The working conceptual model for the origin of solutes in the SM aquifer system is one of ascending brines from underlying formations and concentration increase over time by a combination of evaporation, mineral solution by recharge and density-driven free-convection circulating the solutes. This model was supported through critical hydrogeologic and geochemical parameters. Our approach looked at five separate, yet interconnected conceptual models: (1) the origin of water in the aquifer system; (2) origin of solutes in the aquifer system; (3) the age of deposition of the aquifer skeletal framework; (4) the start of the ground water flow in the aquifer system (the time parameter necessary for steady state solute mass-balance calculations); and (5) the hydrodynamic mechanism that drives the accumulation of solutes over time.

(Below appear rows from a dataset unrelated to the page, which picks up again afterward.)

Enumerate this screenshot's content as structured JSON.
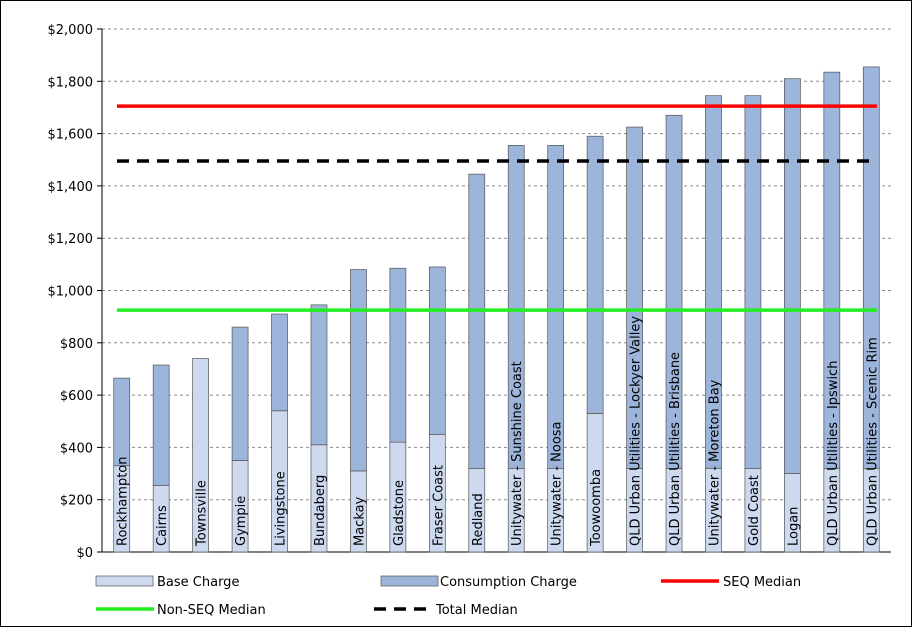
{
  "chart_data": {
    "type": "bar",
    "stacked": true,
    "categories": [
      "Rockhampton",
      "Cairns",
      "Townsville",
      "Gympie",
      "Livingstone",
      "Bundaberg",
      "Mackay",
      "Gladstone",
      "Fraser Coast",
      "Redland",
      "Unitywater - Sunshine Coast",
      "Unitywater - Noosa",
      "Toowoomba",
      "QLD Urban Utilities - Lockyer Valley",
      "QLD Urban Utilities - Brisbane",
      "Unitywater - Moreton Bay",
      "Gold Coast",
      "Logan",
      "QLD Urban Utilities - Ipswich",
      "QLD Urban Utilities - Scenic Rim"
    ],
    "series": [
      {
        "name": "Base Charge",
        "color": "#ccd9ee",
        "values": [
          330,
          255,
          740,
          350,
          540,
          410,
          310,
          420,
          450,
          320,
          320,
          320,
          530,
          320,
          320,
          320,
          320,
          300,
          320,
          320
        ]
      },
      {
        "name": "Consumption Charge",
        "color": "#9db4db",
        "values": [
          335,
          460,
          0,
          510,
          370,
          535,
          770,
          665,
          640,
          1125,
          1235,
          1235,
          1060,
          1305,
          1350,
          1425,
          1425,
          1510,
          1515,
          1535
        ]
      }
    ],
    "reference_lines": [
      {
        "name": "SEQ Median",
        "value": 1705,
        "color": "#ff0000",
        "style": "solid"
      },
      {
        "name": "Non-SEQ Median",
        "value": 925,
        "color": "#22ee22",
        "style": "solid"
      },
      {
        "name": "Total Median",
        "value": 1495,
        "color": "#000000",
        "style": "dashed"
      }
    ],
    "y_ticks": [
      "$0",
      "$200",
      "$400",
      "$600",
      "$800",
      "$1,000",
      "$1,200",
      "$1,400",
      "$1,600",
      "$1,800",
      "$2,000"
    ],
    "ylim": [
      0,
      2000
    ],
    "grid": true,
    "legend_position": "bottom",
    "title": "",
    "xlabel": "",
    "ylabel": ""
  }
}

We observed that these models have a higher success rate if placed in context of a control volume (representative portion of the aquifer parallel to the groundwater flow direction).

While the above approach is perfectly general, the ease of sampling the SM aquifer and its unusual method of solute concentration is used in the following illustration: Consider first, the mass balance of water. Water may enter an aquifer from adjacent aquifers, from underlying or overlying aquifers, direct precipitation on the aquifer, runon to the aquifer from streams and adjacent highlands. Water may leave the aquifer by discharge to adjacent aquifer to underlying or overlying aquifers discharge to streams and by evapotranspiration. Consider secondly, the mass balance of solutes. Solutes may enter with the ground and surface water transport, from atmospheric precipitation, enter by diffusion, form by reaction of the water with the skeleton framework, enter the system by eolian process and may form by reaction with the gasses. Solute may leave the system as transported with the groundwater or surface flow, leave by diffusion, leave by mineral precipitation, leave by eolian process or leave as a gas phase. Water fluxes multiplied by their solute concentration give the solute fluxes into and out of the system. Consider thirdly, the geological age of the skeletal framework forming the sabkha aquifer. The vast majority of sediments presently in the SM aquifer can be considered Holocene in age, accumulated in a paleo-deltaic depositional environment formed by the ~140 m rise of the Gulf in the last 10,000 years combined with a huge source of continental fluvial sediments derived from the large (>250,000 km2) sabkha Matti drainage basin. Consider fourthly, the current topography and structural history of the area to determine the discharge time of water and solutes from the underlying formation. It is proposed that subsurface deformations (e.g., fractures, faults) associated with the late Pleistocene/Holocene uplift may have enhanced an upward leakage from the deeper confined aquifers to the SM aquifer. This interpretation is supported by outcrop observations of several connected fractures within the shallow geological Formations, which likely serve as preferential fluid migration pathways. Consider fifthly, the hydrodynamic mechanism of solute accumulation in which density-driven free-convection that recycles and thus, concentrates the solutes over time in the sabkha aquifer. The outcome of this study validates the usefulness and universal applicability of the ascending brine model to determine the source of water and solutes in sabkha environments.